Cyber-adversaries are becoming more sophisticated in their efforts to avoid detection, and many modern malware tools are already incorporating new ways to bypass antivirus and other threat detection measures. Because networks and organizations use sophisticated methods to detect and respond to attacks, the response can be so strong that criminals try to respond with something even stronger. The complexity of cybercriminals is increasing, combined with the widening potential of artificial intelligence (AI) attacks.
Cybersecurity, however, is at a critical juncture, and the field must focus future research efforts on cyber-attack prediction systems that can anticipate critical scenarios and outcomes, rather than relying on defensive solutions and focusing on mitigation. Computer systems around the world need systems based on a comprehensive, predictive analysis of cyber threats.
Artificial intelligence (AI), which relies heavily on machine learning (ML), has the ability to recognize patterns arising from past experiences and make predictions based on them. In recent years, swarm technology, which can use things like machine learning and artificial intelligence to attack networks and devices, has shown new potential.
Useful patterns of attack can be defined by understanding patterns of behavior, analyzing patterns and connections between malicious activities, predicting future moves, and ultimately preventing or detecting potentially malicious behavior.
The aforementioned cyber-threat prediction systems offer promising and limited possibilities, but large-scale coordinated attacks require progress on several fronts, including the detection and prediction of events generated in computer systems. Obfuscation techniques are used to bypass detection by deliberately making malicious code difficult to understand in order to bypass the detection of the network.

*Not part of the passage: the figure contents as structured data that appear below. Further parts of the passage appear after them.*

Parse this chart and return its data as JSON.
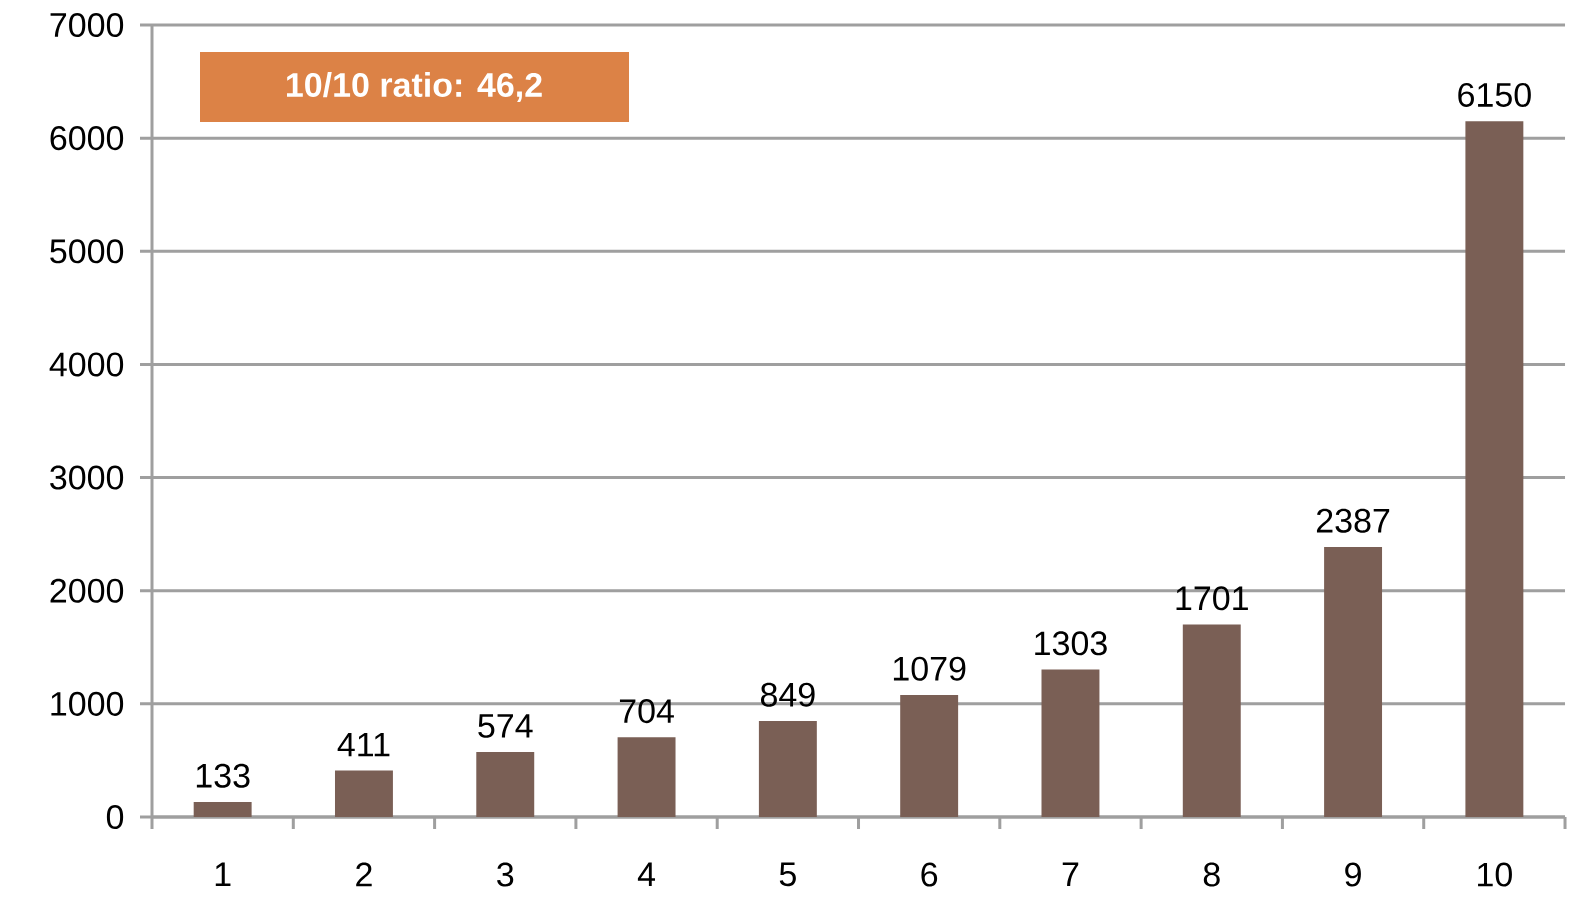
{
  "chart_data": {
    "type": "bar",
    "categories": [
      "1",
      "2",
      "3",
      "4",
      "5",
      "6",
      "7",
      "8",
      "9",
      "10"
    ],
    "values": [
      133,
      411,
      574,
      704,
      849,
      1079,
      1303,
      1701,
      2387,
      6150
    ],
    "color": "#7a5f55",
    "ylim": [
      0,
      7000
    ],
    "yticks": [
      0,
      1000,
      2000,
      3000,
      4000,
      5000,
      6000,
      7000
    ],
    "grid": "y",
    "data_labels": true,
    "annotations": [
      "10/10 ratio: 46,2"
    ]
  }
}
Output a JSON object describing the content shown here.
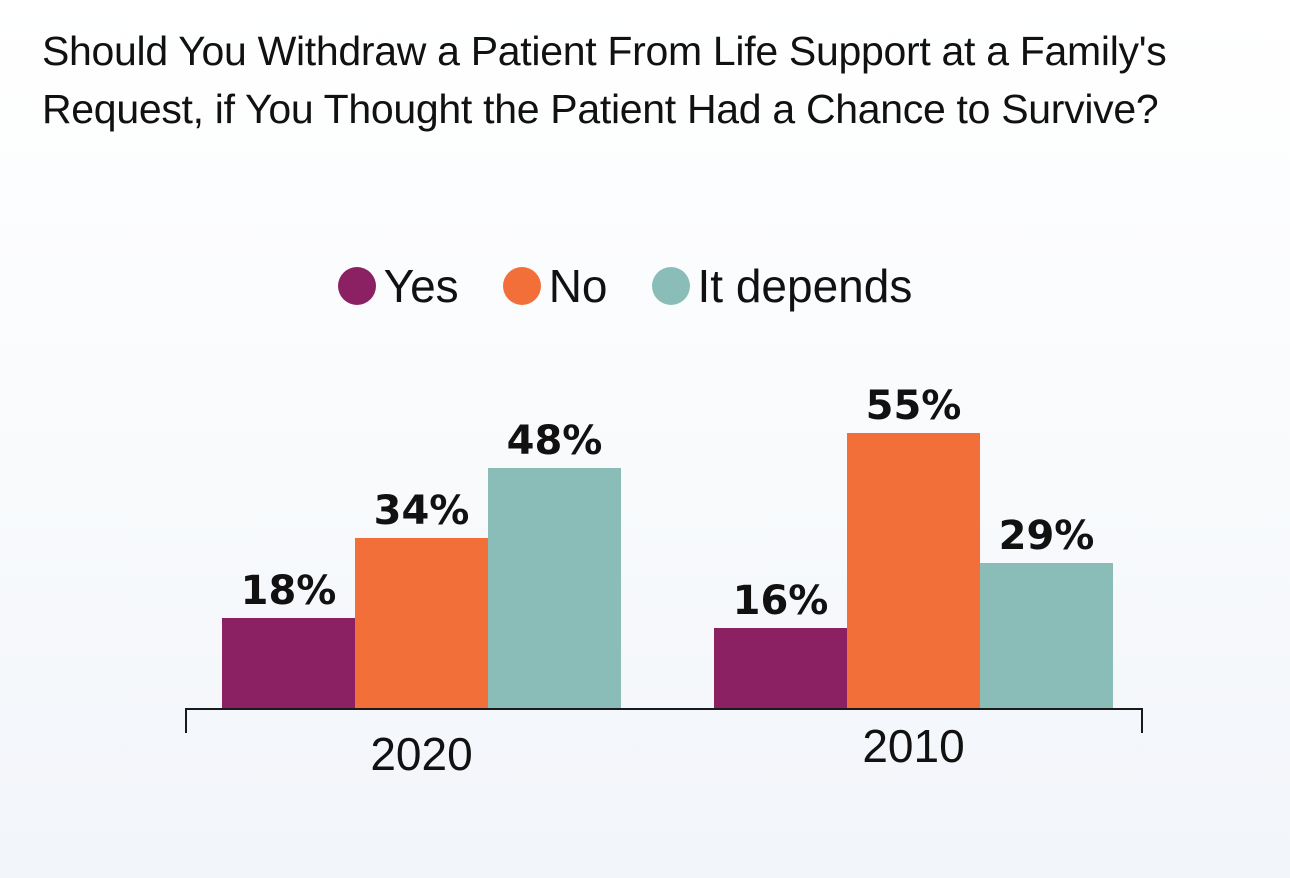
{
  "chart_data": {
    "type": "bar",
    "title": "Should You Withdraw a Patient From Life Support at a Family's Request, if You Thought the Patient Had a Chance to Survive?",
    "categories": [
      "2020",
      "2010"
    ],
    "series": [
      {
        "name": "Yes",
        "color": "#8b2162",
        "values": [
          18,
          16
        ],
        "labels": [
          "18%",
          "16%"
        ]
      },
      {
        "name": "No",
        "color": "#f26f3a",
        "values": [
          34,
          55
        ],
        "labels": [
          "34%",
          "55%"
        ]
      },
      {
        "name": "It depends",
        "color": "#8bbdb8",
        "values": [
          48,
          29
        ],
        "labels": [
          "48%",
          "29%"
        ]
      }
    ],
    "ylim": [
      0,
      100
    ],
    "grid": false,
    "legend_position": "top-center",
    "axis_color": "#1a1a1a"
  }
}
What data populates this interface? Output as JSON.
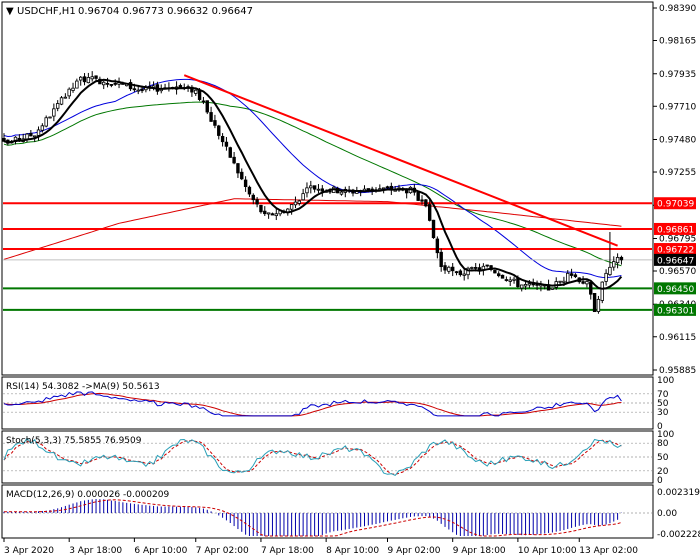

When assessing network security risks, hackers’ behavior must be taken into account, which can be a daunting task, given the number of known vulnerabilities and the choices an attacker could make to infiltrate a network.
One of the recent researches used the data is fed into two deep-learning techniques that use sequential data to characterize cyber attacks. They also integrate information theory-based divergence measures to generate and refine hypothetical attacks on computers and networks.
Another research that is funded by NSF (National Science Foundation) aims to simulate scenarios for cyber-attacks based on renewed criminological theories of cybercriminals. The ASSERT/CASCADES project is evolving as we learn more about the ever-evolving techniques of cyberterrorism. The project has the ability to use observable malicious activity occurring on a network to predict upcoming attacks. It is expected that it will be possible to develop strategies to differentiate ongoing malicious activities and respond to upcoming critical threats before these events occur.
NEPAR is another project on attack pattern recognition where to extract data on the patterns of more than 1.5 million cyber attacks in the US and around the world. They took data from both public and private sources and discovered and used characteristics and patterns that were used in each attack. This predicted the likelihood of an attack on a particular system, such as a computer system or network, and predicted the likelihood of a successful attack on those particular systems.
Some organizations have already begun to perform statistical analyses of attacks using the MITRE framework for tactical sequencing. The Blue Team Defensive Game Book is used to predict tactics and map specific threats based on the Red Team’s opposing gamebook, which is created and updated from collected data and analyzed by the organization’s data collection and analysis tools, such as the Open Source Threat Assessment Toolkit (OSTAT). The defensive playbooks can then be developed to create reaction logs to identify attacks using cyber fingerprints.
Combining the two can allow a SOC (Security Operation Center) security team to get an accurate picture of what a phishing attack might look like and how employees can be alerted before they fall for the lure. When an opponent breaks through the network, attack strategies can be identified with the help of the Red Team Defensive Game Book.
In a lazy security environment, predicting the next attack is the only way to stay one step ahead of the disruption associated with a successful email security incident. Identifying anomalies and patterns of where the organization’s vulnerabilities lie and where attackers could strike next is a proactive and proactive approach. Those who are only trying to identify because of yesterday’s attack remain at greater risk.
It is believed that security researchers can use attack pattern recognition or detection methods as an approach that can provide precautions to prevent future attacks.